Kamu- özel işbirliği yoluyla yatırımların bir kısmı pahalı yapıldı. Bir kısmı atıl kaldı. Bütçeler borçlandırıldı ve ipotek altına alındı. Harcamalarda tasarruf yapılmadı. Bu nedenlerle bütçelerde yatırımlara ayrılacak kaynaklar azaldı. Hükümet arabalara her gün trafik cezası yazarak, çar-çur edilen ve verimsiz kullanılan kaynak kaybını telafi edeceğini zannediyor!
- Sürdürülebilir bir büyüme ve istihdam için sanayi sektörünün büyümesi gerekir.
Özellikle yüksek teknoloji yatırımları için yerli ve yabancı sermayeyi teşvik etmek gerekir. Üçüncü çeyrekte sanayi sektörü yüzde eksi 2,2 oranında daraldı.

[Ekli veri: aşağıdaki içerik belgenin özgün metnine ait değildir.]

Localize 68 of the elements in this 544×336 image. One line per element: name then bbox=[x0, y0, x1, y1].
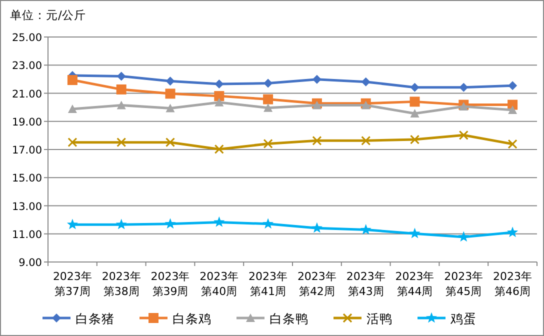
y-tick-label: 13.00 bbox=[12, 200, 42, 213]
y-tick-label: 11.00 bbox=[12, 228, 42, 241]
point bbox=[68, 138, 78, 148]
point bbox=[116, 84, 126, 94]
x-tick-label: 2023年第37周 bbox=[52, 270, 92, 298]
point bbox=[214, 216, 225, 227]
legend-label: 鸡蛋 bbox=[450, 311, 476, 326]
point bbox=[116, 72, 126, 81]
y-tick-label: 25.00 bbox=[12, 32, 42, 44]
x-tick-label: 2023年第40周 bbox=[200, 270, 239, 298]
point bbox=[312, 100, 322, 110]
point bbox=[410, 109, 420, 118]
point bbox=[264, 78, 273, 88]
x-tick-label: 2023年第43周 bbox=[346, 270, 386, 298]
point bbox=[409, 228, 420, 238]
point bbox=[214, 91, 224, 102]
point bbox=[458, 231, 470, 242]
point bbox=[360, 224, 372, 234]
point bbox=[312, 136, 322, 146]
point bbox=[68, 104, 77, 113]
point bbox=[410, 82, 420, 92]
y-tick-label: 9.00 bbox=[18, 257, 42, 269]
legend-label: 白条猪 bbox=[76, 311, 114, 326]
point bbox=[361, 77, 370, 86]
point bbox=[165, 138, 176, 148]
legend-label: 活鸭 bbox=[366, 311, 392, 326]
legend-label: 白条鸭 bbox=[270, 311, 308, 326]
x-tick-label: 2023年第39周 bbox=[150, 270, 190, 298]
point bbox=[166, 76, 175, 86]
point bbox=[214, 98, 224, 106]
point bbox=[214, 144, 224, 154]
x-tick-label: 2023年第45周 bbox=[444, 270, 484, 298]
y-tick-label: 15.00 bbox=[12, 172, 42, 185]
y-tick-label: 17.00 bbox=[12, 144, 42, 156]
x-tick-label: 2023年第42周 bbox=[297, 270, 336, 298]
x-tick-label: 2023年第41周 bbox=[248, 270, 288, 298]
x-tick-label: 2023年第44周 bbox=[395, 270, 434, 298]
point bbox=[311, 222, 322, 233]
point bbox=[361, 136, 371, 146]
point bbox=[66, 218, 78, 230]
point bbox=[262, 218, 274, 229]
point bbox=[67, 75, 78, 86]
point bbox=[116, 138, 126, 148]
point bbox=[410, 96, 420, 107]
y-tick-label: 23.00 bbox=[12, 60, 42, 72]
y-tick-label: 21.00 bbox=[12, 88, 42, 100]
point bbox=[116, 218, 127, 230]
point bbox=[164, 218, 176, 229]
y-axis-title: 单位：元/公斤 bbox=[10, 8, 86, 22]
point bbox=[458, 130, 468, 140]
legend-label: 白条鸡 bbox=[172, 311, 212, 326]
point bbox=[410, 134, 420, 144]
point bbox=[264, 103, 273, 112]
point bbox=[116, 100, 126, 110]
point bbox=[508, 105, 518, 114]
y-tick-label: 19.00 bbox=[12, 116, 42, 128]
point bbox=[263, 94, 274, 104]
point bbox=[361, 100, 370, 110]
x-tick-label: 2023年第38周 bbox=[102, 270, 141, 298]
point bbox=[508, 81, 518, 90]
point bbox=[166, 104, 175, 112]
x-tick-label: 2023年第46周 bbox=[493, 270, 532, 298]
point bbox=[312, 74, 322, 84]
point bbox=[507, 226, 518, 238]
point bbox=[165, 88, 176, 99]
point bbox=[214, 79, 224, 88]
point bbox=[263, 138, 273, 149]
point bbox=[508, 139, 518, 149]
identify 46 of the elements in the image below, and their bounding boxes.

Aslında bizim gibi gelişmekte olan ülkeler için, eğer teknoloji üretimi, inovasyon, sanayileşme gerçekleşmiyorsa, tek başına büyüme de kalkınmayı ve zenginleşmeyi sağlayamaz.
- Reel ücretlerin ve gelirlerin düşmesi, toplam talebi de düşürdü.
Çeyrekler itibari ile, hane halkı tüketim harcamaları;
- 2022‘de yüzde 19,6,
- 2023’te yüzde 12,3,
- 2024’te yüzde 3,1 oranında arttı. Talepte düşme büyümeyi negatif etkiler.
Parantez içinde söylemek gerekir ki; Toplam talebin düşmesi enflasyonun da düşmesine neden olur. Ama Türkiye de enflasyon güven sorunu, kamu kaynaklarının etkinsiz kullanılması ve yapısal engeller nedeni ile düşmüyor.
4. Büyüme kapsayıcı olmadı.
TÜİK verilerine göre; Türkiye’de 2014 yılında nüfusun en zengin yüzde onunun gelirden aldığı pay, nüfusun en fakir yüzde onunun 11,56 katı idi. Bu fark yıllar itibariyle arttı ve 2023 yılında 14,52 kata yükseldi.
Sıfır ile bir arasında değişen Gini katsayısı, büyüdükçe gelir dağlımı bozuluyor demektir. 2014 yılında 0,379 olan gini katsayısı, 2023 yılında 0,419 oldu.
Düşük ücret ve yoksul çalışanlarda verimlilik düştü. Birim maliyetler arttı. TÜFE’ye yansıdı. Ama aynı zamanda üretimde daralma, büyümeyi düşürdü.
5. Cari açık potansiyel büyümeyi düşürdü.
2003 -2024 Ekim arasında Türkiye 730 milyar dolar cari açık verdi. Kaynak kaybetti. Ayrıca bu açığı kapatmak için yüksek faizli ve kısa vadeli dış borç kullandı. Kaynağı olmayan bir ülkenin büyümesi de mümkün olmaz.
Artık Türkiye’nin kronik enflasyon hanesine, ekonomide daralma da eklendi.